Sixty-two subjects were using glargine insulin once daily, and the remaining 20 (24.2%) subjects required twice-daily therapy. The 24.2% of patients on split glargine were converted from once-daily glargine injections after an average of 289 ± 203 days (median 259). At that time, their HbA1c had deteriorated from an initial value of 7.9 ± 1.5 to 8.1 ± 1.4% (P = 0.16) and titration was limited by the symptoms outlined above. Subjects on split glargine did not differ from those subjects using once-daily glargine injections in regard to their age (P = 0.21), duration of diabetes (P = 0.21), baseline HbA1c (P = 0.91), presence of detectable C-peptide (P = 0.78), or the presence of microvascular complications: retinopathy (P = 0.37), nephropathy (P = 0.44), neuropathy (P = 0.30), or macrovascular complications (P = 0.88).

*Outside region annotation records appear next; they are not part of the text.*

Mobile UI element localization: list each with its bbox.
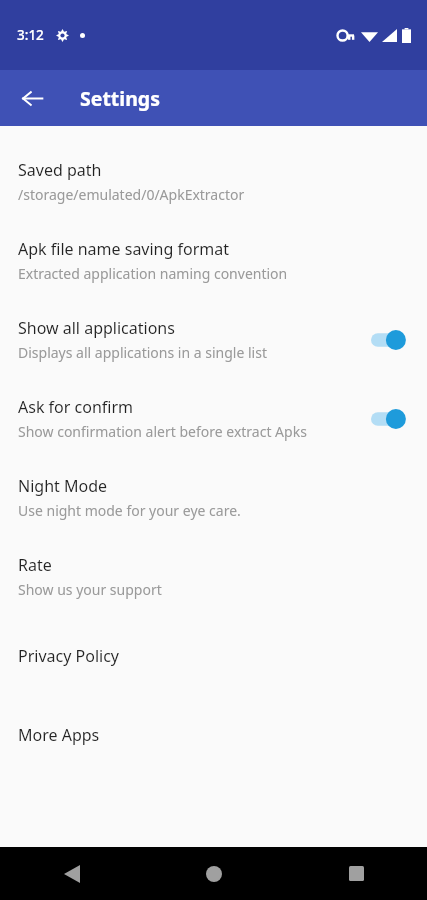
staticText: Settings — [80, 85, 160, 112]
button[interactable]: Show all applications — [0, 300, 427, 379]
staticText: Show us your support — [18, 580, 162, 599]
staticText: 3:12 — [17, 26, 44, 44]
button[interactable]: Toggle Show all applications — [371, 327, 409, 353]
button[interactable]: Night Mode — [0, 458, 427, 537]
staticText: Ask for confirm — [18, 396, 133, 418]
staticText: Show all applications — [18, 317, 175, 339]
staticText: Saved path — [18, 159, 102, 181]
button[interactable]: Toggle Ask for confirm — [371, 406, 409, 432]
button[interactable]: Apk file name saving format — [0, 221, 427, 300]
button[interactable]: Home — [143, 847, 285, 900]
button[interactable]: Back — [0, 847, 143, 900]
staticText: More Apps — [18, 724, 100, 746]
staticText: Extracted application naming convention — [18, 264, 288, 283]
button[interactable]: Saved path — [0, 142, 427, 221]
staticText: Use night mode for your eye care. — [18, 501, 241, 520]
button[interactable]: Back — [10, 76, 54, 120]
button[interactable]: Rate — [0, 537, 427, 616]
staticText: Night Mode — [18, 475, 108, 497]
staticText: Rate — [18, 554, 52, 576]
button[interactable]: Ask for confirm — [0, 379, 427, 458]
button[interactable]: Privacy Policy — [0, 616, 427, 695]
staticText: Privacy Policy — [18, 645, 119, 667]
staticText: /storage/emulated/0/ApkExtractor — [18, 185, 245, 204]
staticText: Apk file name saving format — [18, 238, 230, 260]
button[interactable]: More Apps — [0, 695, 427, 774]
staticText: Displays all applications in a single li… — [18, 343, 267, 362]
button[interactable]: Recent apps — [285, 847, 427, 900]
staticText: Show confirmation alert before extract A… — [18, 422, 307, 441]
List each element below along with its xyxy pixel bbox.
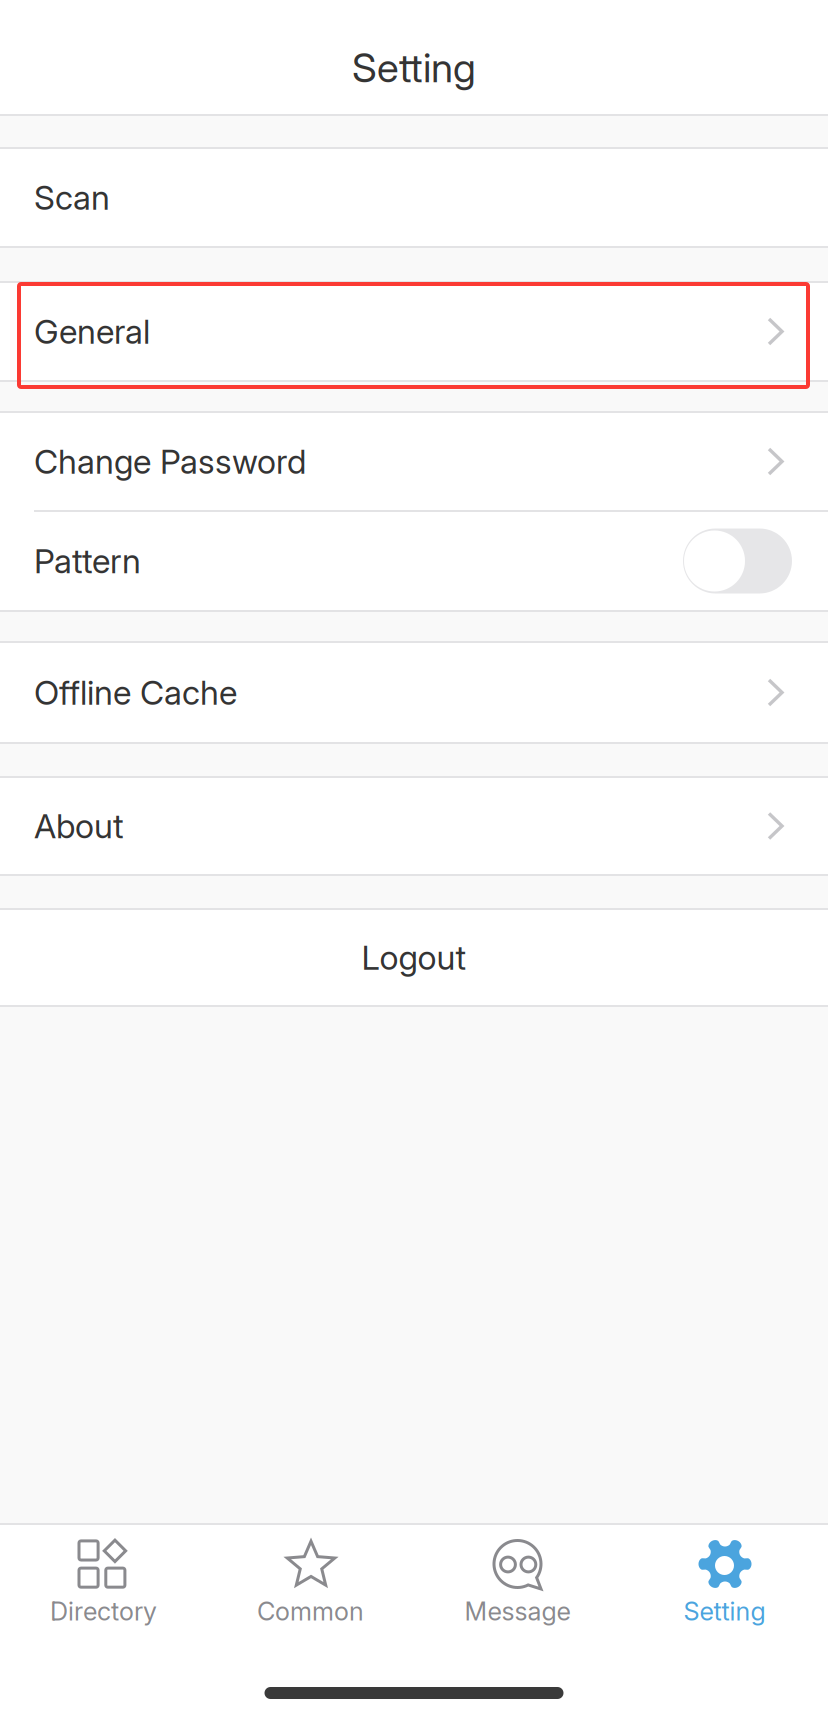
button[interactable]: Common (207, 1525, 414, 1657)
button[interactable]: Pattern (0, 512, 828, 610)
staticText: General (34, 311, 150, 352)
button[interactable]: Setting (621, 1525, 828, 1657)
staticText: Setting (684, 1596, 766, 1627)
staticText: About (34, 806, 124, 846)
staticText: Change Password (34, 441, 306, 482)
button[interactable]: Offline Cache (0, 643, 828, 742)
staticText: Message (464, 1596, 570, 1627)
staticText: Pattern (34, 541, 141, 581)
button[interactable]: Change Password (0, 413, 828, 510)
staticText: Logout (362, 937, 466, 978)
staticText: Offline Cache (34, 672, 237, 713)
button[interactable]: About (0, 778, 828, 874)
staticText: Scan (34, 177, 110, 218)
button[interactable]: Directory (0, 1525, 207, 1657)
staticText: Directory (50, 1596, 157, 1627)
button[interactable]: General (0, 283, 828, 380)
staticText: Common (257, 1596, 364, 1627)
button[interactable]: Logout (0, 910, 828, 1005)
button[interactable]: Scan (0, 149, 828, 246)
button[interactable]: Message (414, 1525, 621, 1657)
staticText: Setting (352, 44, 476, 92)
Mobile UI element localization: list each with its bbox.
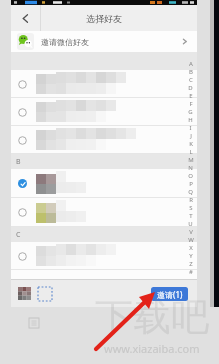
staticText: 邀请(1) xyxy=(157,289,183,300)
button[interactable] xyxy=(11,70,197,98)
staticText: V xyxy=(189,228,193,236)
button[interactable] xyxy=(11,126,197,154)
staticText: G xyxy=(188,108,193,116)
staticText: Z xyxy=(189,260,193,268)
staticText: B xyxy=(189,68,193,76)
staticText: 选择好友 xyxy=(86,13,122,24)
staticText: # xyxy=(189,268,193,276)
staticText: H xyxy=(188,116,193,124)
button[interactable] xyxy=(11,98,197,126)
other: Menu xyxy=(29,318,39,328)
staticText: P xyxy=(189,180,193,188)
staticText: Y xyxy=(189,252,193,260)
staticText: S xyxy=(189,204,193,212)
staticText: A xyxy=(189,60,193,68)
staticText: K xyxy=(189,140,193,148)
staticText: 邀请微信好友 xyxy=(41,37,89,47)
staticText: F xyxy=(189,100,193,108)
staticText: C xyxy=(189,76,193,84)
staticText: J xyxy=(190,132,192,140)
staticText: Q xyxy=(188,188,193,196)
button[interactable]: 邀请微信好友 xyxy=(11,31,197,52)
staticText: D xyxy=(188,84,193,92)
staticText: U xyxy=(188,220,193,228)
staticText: E xyxy=(189,92,193,100)
staticText: X xyxy=(189,244,193,252)
staticText: W xyxy=(188,236,194,244)
button[interactable] xyxy=(11,169,197,198)
button[interactable] xyxy=(11,242,197,270)
staticText: R xyxy=(189,196,193,204)
staticText: N xyxy=(188,164,193,172)
button[interactable]: Alphabet index xyxy=(185,60,196,276)
button[interactable]: Back xyxy=(11,5,40,31)
staticText: C xyxy=(16,230,21,240)
staticText: I xyxy=(189,124,192,132)
staticText: T xyxy=(189,212,193,220)
button[interactable]: 邀请(1) xyxy=(151,287,188,301)
staticText: O xyxy=(188,172,193,180)
staticText: M xyxy=(188,156,194,164)
staticText: L xyxy=(189,148,193,156)
staticText: www.xiazaiba.com xyxy=(104,341,200,356)
button[interactable] xyxy=(11,198,197,227)
staticText: 下载吧 xyxy=(95,293,209,341)
staticText: B xyxy=(16,157,21,167)
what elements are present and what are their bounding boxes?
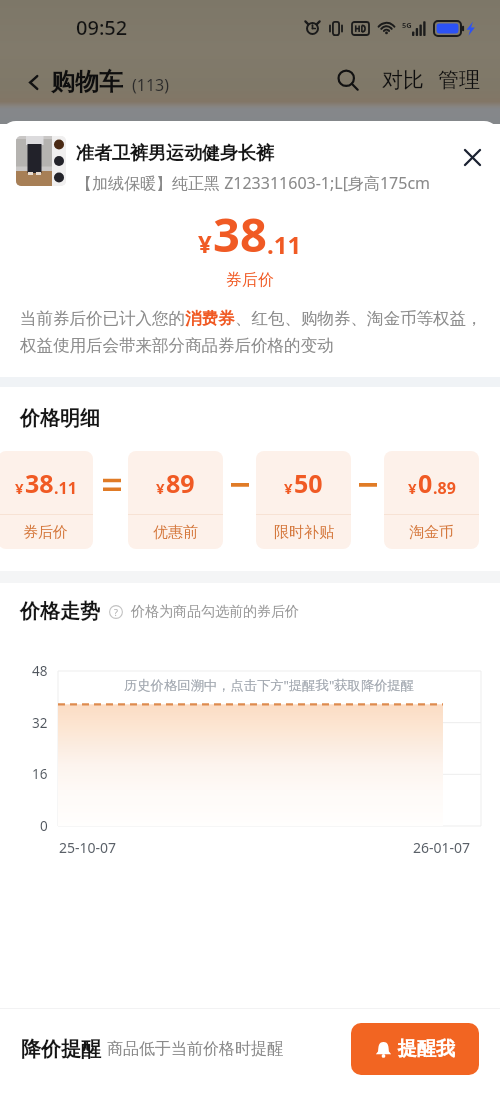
staticText: 淘金币 [409,523,454,542]
staticText: 价格走势 [20,599,100,624]
staticText: 限时补贴 [274,523,334,542]
staticText: 消费券 [185,308,235,329]
staticText: 5G [402,20,412,30]
staticText: 权益使用后会带来部分商品券后价格的变动 [20,335,334,356]
staticText: .11 [267,228,302,261]
other: Back [24,73,42,91]
staticText: 、红包、购物券、淘金币等权益， [235,308,483,329]
staticText: 38 [213,202,267,266]
button[interactable]: ¥ [0,451,93,549]
staticText: 购物车 [51,67,123,97]
staticText: .89 [433,477,456,499]
staticText: 准者卫裤男运动健身长裤 [76,142,274,165]
staticText: 商品低于当前价格时提醒 [107,1039,283,1059]
button[interactable]: Info [108,604,123,619]
staticText: ¥ [15,478,24,498]
staticText: 历史价格回溯中，点击下方"提醒我"获取降价提醒 [124,676,415,694]
button[interactable]: Close [456,146,488,168]
staticText: ¥ [408,478,417,498]
button[interactable]: Back [24,67,170,97]
staticText: 32 [32,714,48,732]
staticText: 09:52 [76,14,128,41]
staticText: 降价提醒 [21,1037,101,1062]
staticText: 管理 [438,67,480,93]
staticText: 89 [166,466,195,500]
button[interactable]: Search [336,68,360,92]
staticText: 48 [32,662,48,680]
staticText: 价格为商品勾选前的券后价 [131,603,299,621]
button[interactable]: ¥ [384,451,479,549]
button[interactable]: 提醒我 [351,1023,479,1075]
staticText: 0 [40,817,48,835]
staticText: 50 [294,466,323,500]
staticText: 0 [418,466,433,500]
staticText: ¥ [156,478,165,498]
button[interactable]: ¥ [256,451,351,549]
staticText: 优惠前 [153,523,198,542]
staticText: 16 [32,765,48,783]
staticText: 【加绒保暖】纯正黑 Z123311603-1;L[身高175cm [76,172,431,194]
staticText: 25-10-07 [59,838,117,857]
button[interactable]: 管理 [438,67,480,93]
staticText: ¥ [198,227,212,260]
staticText: (113) [132,74,170,96]
staticText: 价格明细 [20,406,100,431]
button[interactable]: 对比 [382,67,424,93]
staticText: 当前券后价已计入您的 [20,308,185,329]
staticText: 券后价 [226,270,274,290]
staticText: 券后价 [23,523,68,542]
staticText: ¥ [284,478,293,498]
staticText: 对比 [382,67,424,93]
staticText: ? [114,606,118,618]
staticText: 26-01-07 [413,838,471,857]
button[interactable]: ¥ [128,451,223,549]
staticText: 38 [25,466,54,500]
staticText: .11 [54,477,77,499]
staticText: 提醒我 [398,1037,455,1061]
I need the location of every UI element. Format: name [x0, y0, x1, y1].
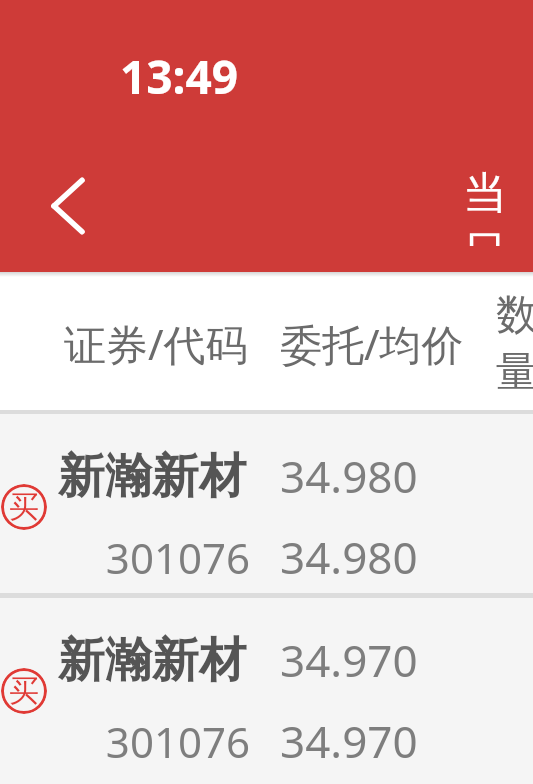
staticText: 34.980 — [280, 446, 440, 506]
staticText: 当日 — [463, 166, 533, 246]
staticText: 买 — [9, 672, 39, 710]
staticText: 34.970 — [280, 630, 440, 690]
button[interactable]: 买 — [0, 598, 533, 784]
button[interactable]: 当日 — [463, 166, 533, 246]
staticText: 34.970 — [280, 711, 440, 771]
staticText: 新瀚新材 — [58, 631, 266, 690]
staticText: 数量 — [496, 289, 533, 399]
staticText: 新瀚新材 — [58, 447, 266, 506]
staticText: 买 — [9, 488, 39, 526]
button[interactable]: 买 — [0, 414, 533, 593]
staticText: 34.980 — [280, 527, 440, 587]
staticText: 301076 — [58, 529, 250, 586]
staticText: 301076 — [58, 713, 250, 770]
button[interactable]: Back — [20, 160, 116, 252]
staticText: 13:49 — [120, 45, 239, 108]
staticText: 证券/代码 — [64, 315, 248, 372]
staticText: 委托/均价 — [280, 315, 464, 372]
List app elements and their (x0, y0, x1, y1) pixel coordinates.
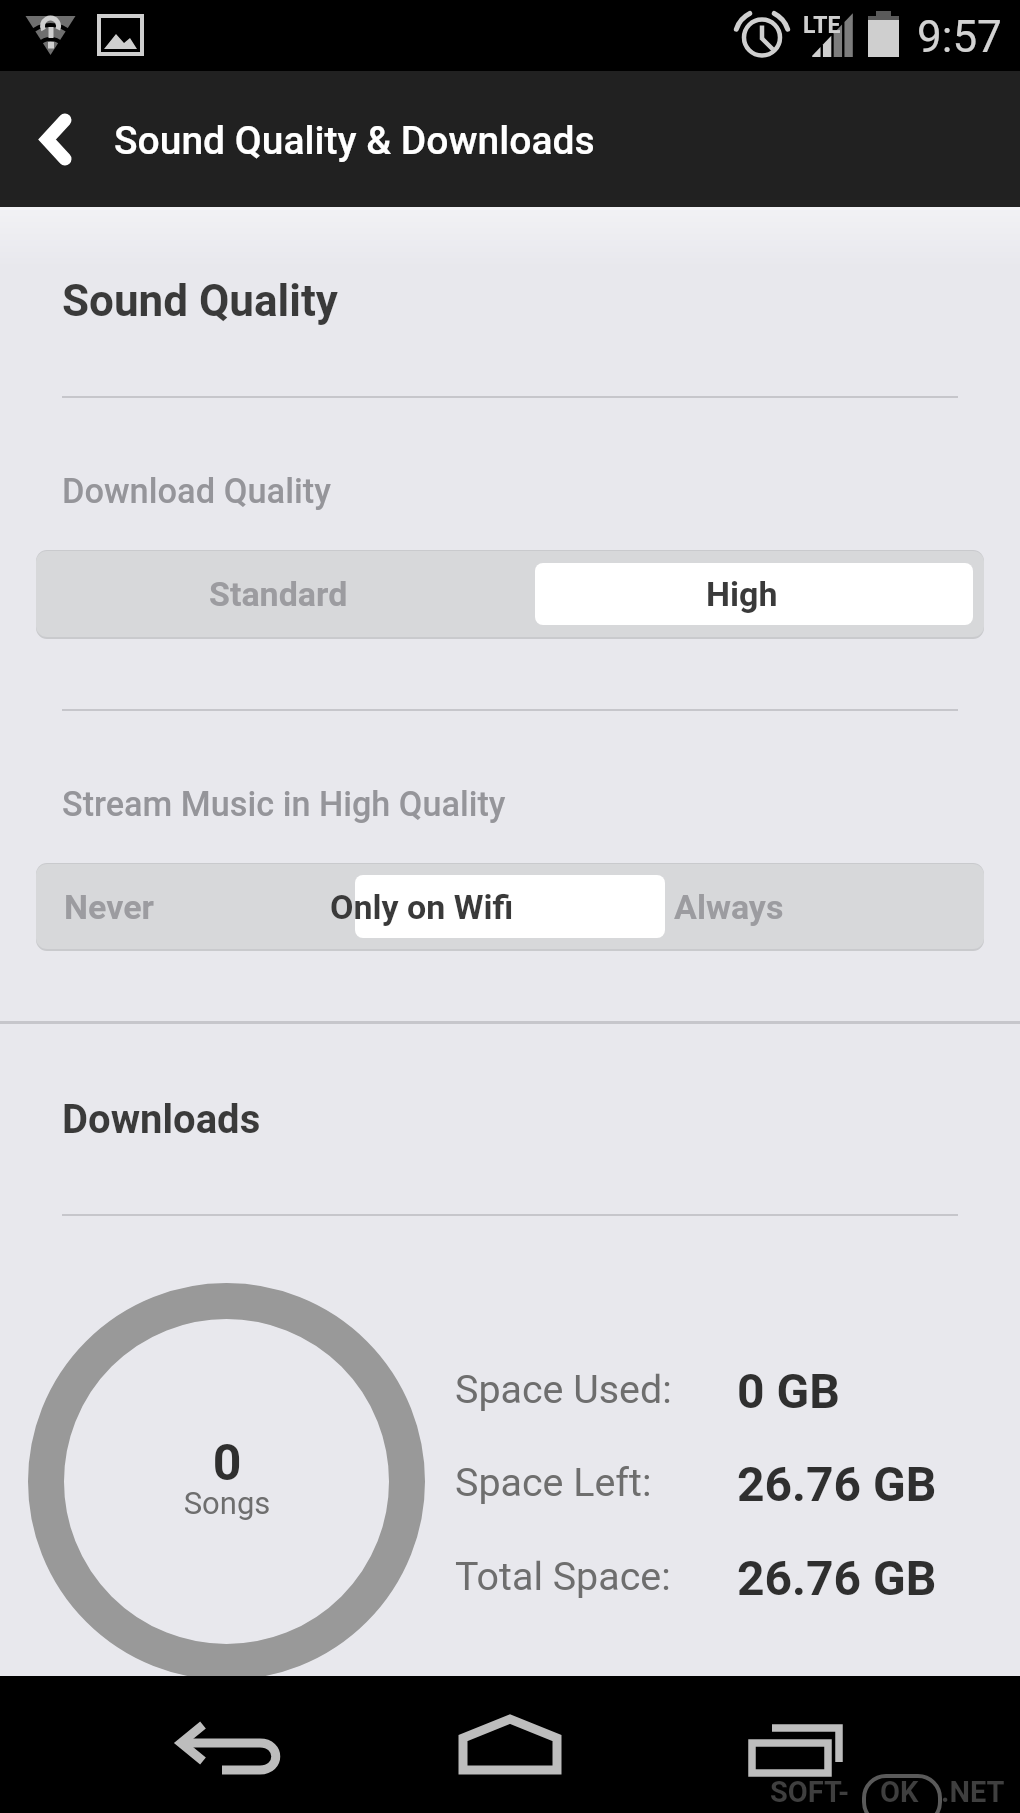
staticText: 26.76 GB (737, 1550, 937, 1606)
button[interactable]: Navigate up (6, 79, 114, 187)
staticText: Downloads (62, 1096, 261, 1143)
staticText: SOFT- (770, 1775, 850, 1809)
staticText: Standard (209, 574, 348, 614)
button[interactable]: Back (0, 1676, 340, 1813)
staticText: Space Left: (455, 1459, 652, 1505)
staticText: 9:57 (917, 11, 1002, 63)
staticText: OK (880, 1775, 919, 1809)
staticText: Stream Music in High Quality (62, 784, 506, 824)
staticText: 0 GB (737, 1363, 840, 1419)
staticText: Never (64, 887, 154, 927)
staticText: Only on Wifi (330, 887, 514, 927)
staticText: Songs (107, 1485, 347, 1521)
staticText: Sound Quality & Downloads (114, 118, 595, 164)
button[interactable]: Recent apps (680, 1676, 1020, 1813)
staticText: .NET (941, 1775, 1005, 1809)
staticText: Space Used: (455, 1366, 672, 1412)
staticText: Total Space: (455, 1553, 671, 1599)
button[interactable]: Home (340, 1676, 680, 1813)
staticText: Always (674, 887, 784, 927)
staticText: 0 (107, 1434, 347, 1493)
button[interactable]: High (510, 551, 984, 637)
staticText: Download Quality (62, 471, 331, 511)
button[interactable]: Never (36, 864, 352, 949)
staticText: LTE (803, 12, 841, 39)
button[interactable]: Standard (36, 551, 510, 637)
button[interactable]: Only on Wifi (352, 864, 668, 949)
staticText: Sound Quality (62, 275, 338, 327)
staticText: 26.76 GB (737, 1456, 937, 1512)
button[interactable]: Always (668, 864, 984, 949)
staticText: High (706, 574, 778, 614)
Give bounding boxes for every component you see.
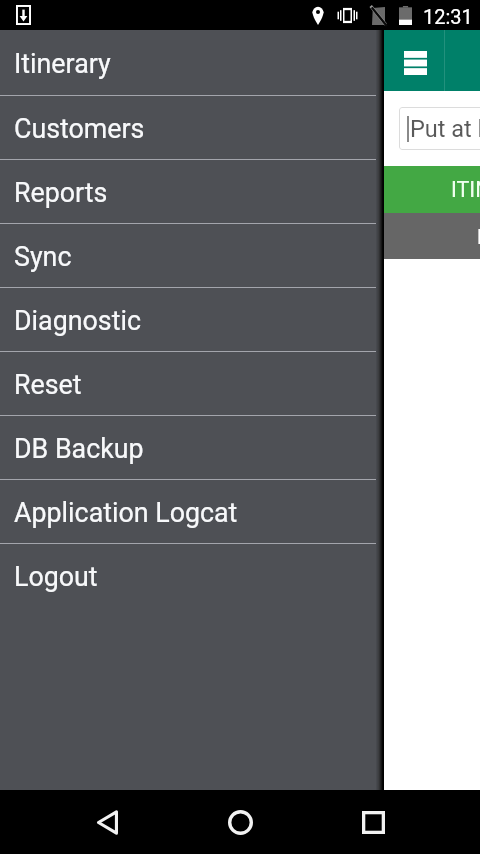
button[interactable]: Open navigation drawer — [386, 34, 440, 88]
staticText: No items — [477, 225, 480, 248]
staticText: Itinerary — [14, 48, 111, 79]
button[interactable]: Reports — [0, 160, 376, 224]
button[interactable]: Customers — [0, 96, 376, 160]
button[interactable]: Sync — [0, 224, 376, 288]
button[interactable]: Recents — [340, 790, 407, 854]
staticText: 12:31 — [423, 5, 473, 28]
staticText: Put at least 3 characters — [410, 115, 480, 143]
button[interactable]: Itinerary — [0, 30, 376, 96]
button[interactable]: Put at least 3 characters — [399, 107, 480, 150]
staticText: Reset — [14, 369, 82, 400]
button[interactable]: Home — [207, 790, 274, 854]
button[interactable]: Logout — [0, 544, 376, 608]
button[interactable]: ITINERARY — [0, 166, 480, 213]
staticText: Logout — [14, 561, 98, 592]
staticText: Customers — [14, 113, 145, 144]
button[interactable]: Diagnostic — [0, 288, 376, 352]
staticText: Reports — [14, 177, 108, 208]
button[interactable]: Back — [73, 790, 140, 854]
staticText: Sync — [14, 241, 72, 272]
button[interactable]: Application Logcat — [0, 480, 376, 544]
button[interactable]: DB Backup — [0, 416, 376, 480]
staticText: ITINERARY — [451, 177, 480, 202]
staticText: Diagnostic — [14, 305, 141, 336]
button[interactable]: Reset — [0, 352, 376, 416]
staticText: Application Logcat — [14, 497, 238, 528]
staticText: DB Backup — [14, 433, 144, 464]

In the single-daily injection patients, the HbA1c improved significantly (from 7.8 to 7.3%, P = 0.01) after 476 ± 178 days on glargine insulin. The split glargine injection subjects also had an improvement in the HbA1c from 7.9 to 7.4% (P = 0.03) over a 3- to 6-month period. The ending HbA1c between groups was not significant (P = 0.80). The decrease from the mean starting HbA1c was identical between groups; however, a more significant drop in the HbA1c from the time of spilt to the end of the study (8.1 to 7.4%) did reach statistical significance (P = 0.001). To achieve this improved glycemic control in these patients, 70% more glargine was required (44 ± 26 vs. 26 ± 13 units, P > 0.008).
In conclusion, in this prospective, nonblinded, nonrandomized, prospective study, one-quarter of type 1 diabetic patients required twice-daily glargine insulin injections to achieve acceptable glycemic control. The reason for this was that more glargine insulin could be safely and/or effectively used when split in this population. Regardless, type 1 diabetic patients on glargine insulin improved their glycemic control, as measured by the HbA1c values. Patients who do not achieve control after a titration period should receive split daily doses to achieve glycemic control.
This is the first study to demonstrate an improvement in HbA1c in type 1 diabetic subjects using basal-bolus therapy after conversion from basal NPH insulin to basal glargine insulin. Previous studies were not continued beyond 6 months, and the protocols restricted glargine to once-daily dosing (1–3). Using our study data to project the outcome, if all patients remained on single daily dosing, then the average HbA1c reduction would have been 0.3%, which is similar to other studies, and would not have been statistically significant.